Essa distorção também se verifica – e aí reside a maior injustiça – no fato de o fator ser mais cruel com quem tem menos renda e geralmente começou a trabalhar mais cedo. Por exemplo, se um segurado (sexo masculino) começou a trabalhar aos 25 anos, após concluir curso superior e ter se especializado, se aposentará aos 60 anos com fator de 0,8582. Assim, se usarmos o mesmo exemplo de contribuições de R$ 2.000,00, ele receberá R$ 1.716,00. Já se começou a trabalhar aos 18 anos, porque não teve a oportunidade de estudar, ou teve que estudar e trabalhar concomitantemente, o fator será 0,656. E se contribuiu pela mesma média de R$ 2.000,00 o valor do benefício será de R$ 1.312,00. A diferença é de 30%.

Ainda no sentido de criticar essa sistemática, a intenção é de quem tem a expectativa de viver mais tempo (se aposentou mais cedo) venha a receber menos mensalmente.
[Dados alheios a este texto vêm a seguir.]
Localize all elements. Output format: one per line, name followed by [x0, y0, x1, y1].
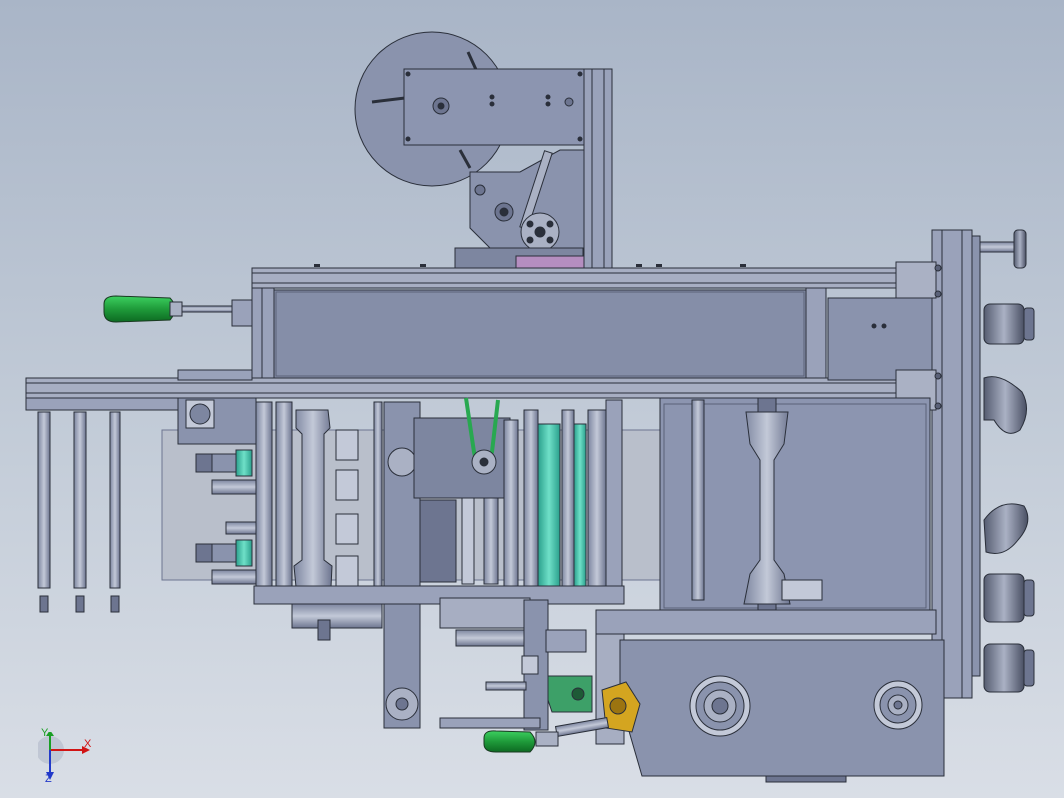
top-aluminium-rail	[251, 267, 941, 289]
reel-upright-column	[583, 68, 613, 270]
teal-roller-group	[523, 399, 623, 601]
upper-cover-panel	[273, 289, 807, 379]
left-green-handle	[103, 295, 253, 327]
adjustment-lever-2	[983, 503, 1029, 554]
axis-y-label: Y	[41, 727, 49, 739]
adjustment-lever-1	[983, 376, 1027, 434]
adjustment-knob-3	[983, 643, 1025, 693]
top-handwheel-shaft	[979, 241, 1015, 253]
upper-frame	[25, 267, 941, 411]
machine-assembly-drawing	[25, 31, 1035, 783]
pink-clamp-block	[515, 255, 585, 270]
teal-roller-2	[573, 423, 587, 589]
reel-mount-plate	[403, 68, 585, 146]
cooling-fan-right	[873, 680, 923, 730]
teal-roller-1	[537, 423, 561, 589]
electrical-cabinet	[619, 639, 945, 783]
left-rod-bank	[37, 411, 121, 613]
adjustment-knob-1	[983, 303, 1025, 345]
axis-x-label: X	[84, 738, 92, 750]
left-handle-grip	[103, 295, 176, 323]
label-reel-assembly	[354, 31, 613, 271]
orientation-triad: X Y Z	[36, 728, 98, 788]
bottom-handle-grip	[483, 730, 536, 753]
axis-z-label: Z	[45, 773, 52, 785]
drive-gearbox	[383, 397, 519, 729]
green-mount-bracket	[547, 675, 593, 713]
right-adjustment-knobs	[979, 229, 1035, 693]
cooling-fan-left	[689, 675, 751, 737]
cad-viewport[interactable]: X Y Z	[0, 0, 1064, 798]
middle-rail	[25, 377, 937, 399]
adjustment-knob-2	[983, 573, 1025, 623]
Como se cada um tivesse um depósito de onde fosse sacando um valor todo mês. Se vai sacar mais tempo, o valor mensal diminui. Mas, é apenas uma previsão que leva em consideração índices nacionais. Assim, nas regiões mais pobres, onde a expectativa de vida é mais baixa, a tabela é a mesma das regiões mais desenvolvidas. Os aposentados não vão viver o tempo previsto na tabela, mas receberão menos por mês, como se fossem viver até completar a expectativa.